Fri Dec 21 09:13:26 PST 2007

> -----Original Message-----
> From: Jack Morgenstein [mailto:jackm at dev.mellanox.co.il]
> Sent: Friday, December 21, 2007 2:32 AM
> To: Tang, Changqing
> Cc: pasha at dev.mellanox.co.il;
> mvapich-discuss at cse.ohio-state.edu;
> general at lists.openfabrics.org; Open MPI Developers
> Subject: Re: [ofa-general] [RFC] XRC -- make receiving XRC QP
> independent of any one user process
>
> On Thursday 20 December 2007 18:24, Tang, Changqing wrote:
> >        If I have a MPI server processes on a node, many other MPI
> > client processes will dynamically connect/disconnect with
> the server. The server use same XRC domain.
> >
> >         Will this cause accumulating the "kernel" QP for such
> > application ? we want the server to run 365 days a year.
>
> Yes, it will.  I have no way of knowing when a given
> receiving XRC QP is no longer needed -- except when the
> domain it belongs to is finally closed.
>
> I don't see that adding a userspace "destroy" verb for this
> QP will help:

This kernel QP is for receiving only, so when there is no activity on this QP,
can the kernel sends a heart-beat message to check if the remote sending QP
is still there (still connected) ? if not, the kernel is safe to cleanup
this qp.

So whenever the RC connection is broken, kernel can destroy this QP.

>
> The only one who actually knows that the XRC QP is no longer
> required is the userspace process which created the QP at the
> remote end of the RC connection of the receiving XRC QP.
>
> This remote process can only send a request to destroy the QP
> to some local process (via its own private protocol).
> However, you pointed out that the process which originally
> created the QP may not be around any more (this was the
> source of the problem which led to the RFC in this thread) --
> and sending the destroy request to all the remote processes
> on that node which it communicates with is REALLY ugly.
>
> I'm not familiar with MPI, so this may be a silly question:
> Can the MPI server process create a new domain for each
> client process, and destroy that domain when the client
> process is done (i.e., is this MPI server process a
> supervisor of resources for distributed computations (but is
> not a participant in these computations)?).

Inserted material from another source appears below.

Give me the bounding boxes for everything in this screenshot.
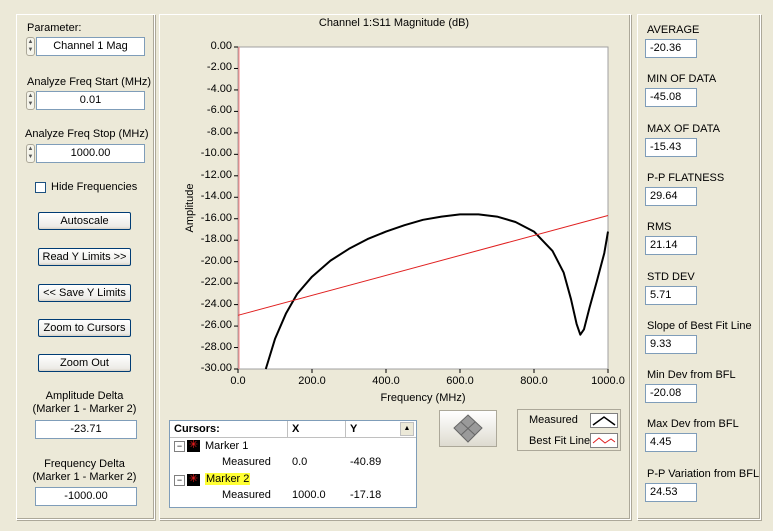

The server could be process group across multiple nodes, there are
parallel database searching engine, for example.

>
> (Actually, what I'm asking -- is it possible to allocate a
> new XRC domain for a distributed computation, and destroy
> that domain at the end of that computation?)

Yes, it could, but it makes MPI harder to manage the code. And also
we have a connect/accept speed concern.

We hope not to do it this way.

--CQ

>
>
> -- Jack
>